Other challenges included the amount of power the engine made on the factory Ford Performance control pack tune. At 360 horsepower and 410 pound-feet of torque, the car exceeded the power-to-weight ratio allowed by American Iron rules, so he had it detuned at Wicked Motorsports with remote input from HP Tuners, another first.
Then, of course, there were suspension bits to be sorted out because of the difference in the weights of the engines. But because he had installed so many aerodynamic aids from his company RHR Performance, he needed stiffer springs due to all the downforce.
He also had to accommodate all the sensors that come with the Ford Performance control pack. Ford sends a full complement of sensors that all need to be placed and wired properly for the EcoBoost engine to run. However, with all the post-radiator ducting and intercooler plumbing Hartman wanted to run, one of the trickier aspects of the motor swap was fabricating the bungs that all those sensors screw into.

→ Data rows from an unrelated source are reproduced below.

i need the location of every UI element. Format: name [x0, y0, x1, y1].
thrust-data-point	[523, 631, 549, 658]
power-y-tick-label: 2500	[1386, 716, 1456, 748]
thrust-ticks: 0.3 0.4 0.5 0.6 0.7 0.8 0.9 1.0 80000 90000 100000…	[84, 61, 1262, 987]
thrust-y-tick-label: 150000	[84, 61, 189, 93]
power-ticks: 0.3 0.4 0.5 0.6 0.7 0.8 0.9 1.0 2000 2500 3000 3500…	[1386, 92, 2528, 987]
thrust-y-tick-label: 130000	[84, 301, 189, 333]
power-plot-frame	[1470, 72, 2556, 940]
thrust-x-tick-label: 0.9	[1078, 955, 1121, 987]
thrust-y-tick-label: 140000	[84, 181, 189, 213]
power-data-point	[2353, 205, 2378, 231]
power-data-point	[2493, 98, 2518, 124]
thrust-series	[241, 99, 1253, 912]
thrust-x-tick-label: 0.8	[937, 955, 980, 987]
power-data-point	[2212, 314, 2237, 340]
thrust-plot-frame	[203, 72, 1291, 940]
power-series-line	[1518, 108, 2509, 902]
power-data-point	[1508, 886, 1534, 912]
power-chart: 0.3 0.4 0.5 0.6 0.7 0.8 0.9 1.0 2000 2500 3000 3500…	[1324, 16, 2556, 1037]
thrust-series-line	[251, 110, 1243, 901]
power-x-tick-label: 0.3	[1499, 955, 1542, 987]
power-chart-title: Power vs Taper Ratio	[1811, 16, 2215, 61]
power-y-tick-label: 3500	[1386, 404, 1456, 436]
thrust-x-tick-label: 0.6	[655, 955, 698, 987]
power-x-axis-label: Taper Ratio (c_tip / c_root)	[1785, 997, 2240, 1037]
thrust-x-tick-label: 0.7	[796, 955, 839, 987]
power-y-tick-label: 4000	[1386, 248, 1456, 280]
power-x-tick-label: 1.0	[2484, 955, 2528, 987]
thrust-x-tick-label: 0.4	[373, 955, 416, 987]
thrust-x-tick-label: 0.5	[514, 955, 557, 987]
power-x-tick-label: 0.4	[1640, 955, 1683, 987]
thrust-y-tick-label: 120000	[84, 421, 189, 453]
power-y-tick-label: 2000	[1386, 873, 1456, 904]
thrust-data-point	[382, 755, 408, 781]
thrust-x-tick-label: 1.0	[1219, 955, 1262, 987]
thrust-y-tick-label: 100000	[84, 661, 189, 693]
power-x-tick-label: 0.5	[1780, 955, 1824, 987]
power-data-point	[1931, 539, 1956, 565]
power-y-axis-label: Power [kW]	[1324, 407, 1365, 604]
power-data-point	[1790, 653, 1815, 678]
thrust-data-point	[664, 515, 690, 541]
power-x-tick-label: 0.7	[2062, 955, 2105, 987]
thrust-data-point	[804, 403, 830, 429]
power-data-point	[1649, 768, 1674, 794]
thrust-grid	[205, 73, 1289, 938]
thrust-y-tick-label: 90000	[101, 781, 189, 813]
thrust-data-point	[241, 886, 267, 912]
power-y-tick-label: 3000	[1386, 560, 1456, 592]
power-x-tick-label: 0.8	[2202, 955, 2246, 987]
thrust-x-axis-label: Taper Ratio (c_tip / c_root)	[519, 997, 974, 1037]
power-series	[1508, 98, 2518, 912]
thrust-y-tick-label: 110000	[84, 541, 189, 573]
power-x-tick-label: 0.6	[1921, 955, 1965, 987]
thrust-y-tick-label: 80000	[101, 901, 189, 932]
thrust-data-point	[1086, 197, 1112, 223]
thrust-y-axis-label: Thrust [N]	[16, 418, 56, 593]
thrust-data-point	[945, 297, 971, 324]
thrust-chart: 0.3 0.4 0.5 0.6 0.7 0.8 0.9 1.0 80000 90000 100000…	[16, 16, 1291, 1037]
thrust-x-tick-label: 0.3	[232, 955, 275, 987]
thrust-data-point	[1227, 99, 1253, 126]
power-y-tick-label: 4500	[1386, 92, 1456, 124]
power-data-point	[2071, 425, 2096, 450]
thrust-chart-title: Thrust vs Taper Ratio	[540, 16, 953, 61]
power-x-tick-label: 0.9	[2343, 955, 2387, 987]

“I ended up getting the stock tubing and making a cast of that sensor bung, which was then my mold to then cast my own sensor bungs to bond into my own carbon fiber tubes,” he said. “Those blue pieces are my own cast sensor bungs that you can bond to any kind of tubing you want. I spent hours making those things. That was probably the trickiest bit, because if it doesn’t meter correctly, the whole thing won’t run correctly. That was my biggest hurdle.”
Once he got the car dialed in, Hartman started racing — and breaking track records. Last year, he went to six tracks and set six lap records, one of which he broke the following day. With this engine swap, maybe Hartman has proven you don’t need a ground-pounding V8 to compete in American Iron.
“With the control pack and a little fab skill,” he said, “it’s like you can swap one into just about anything you want as long as the room is there.”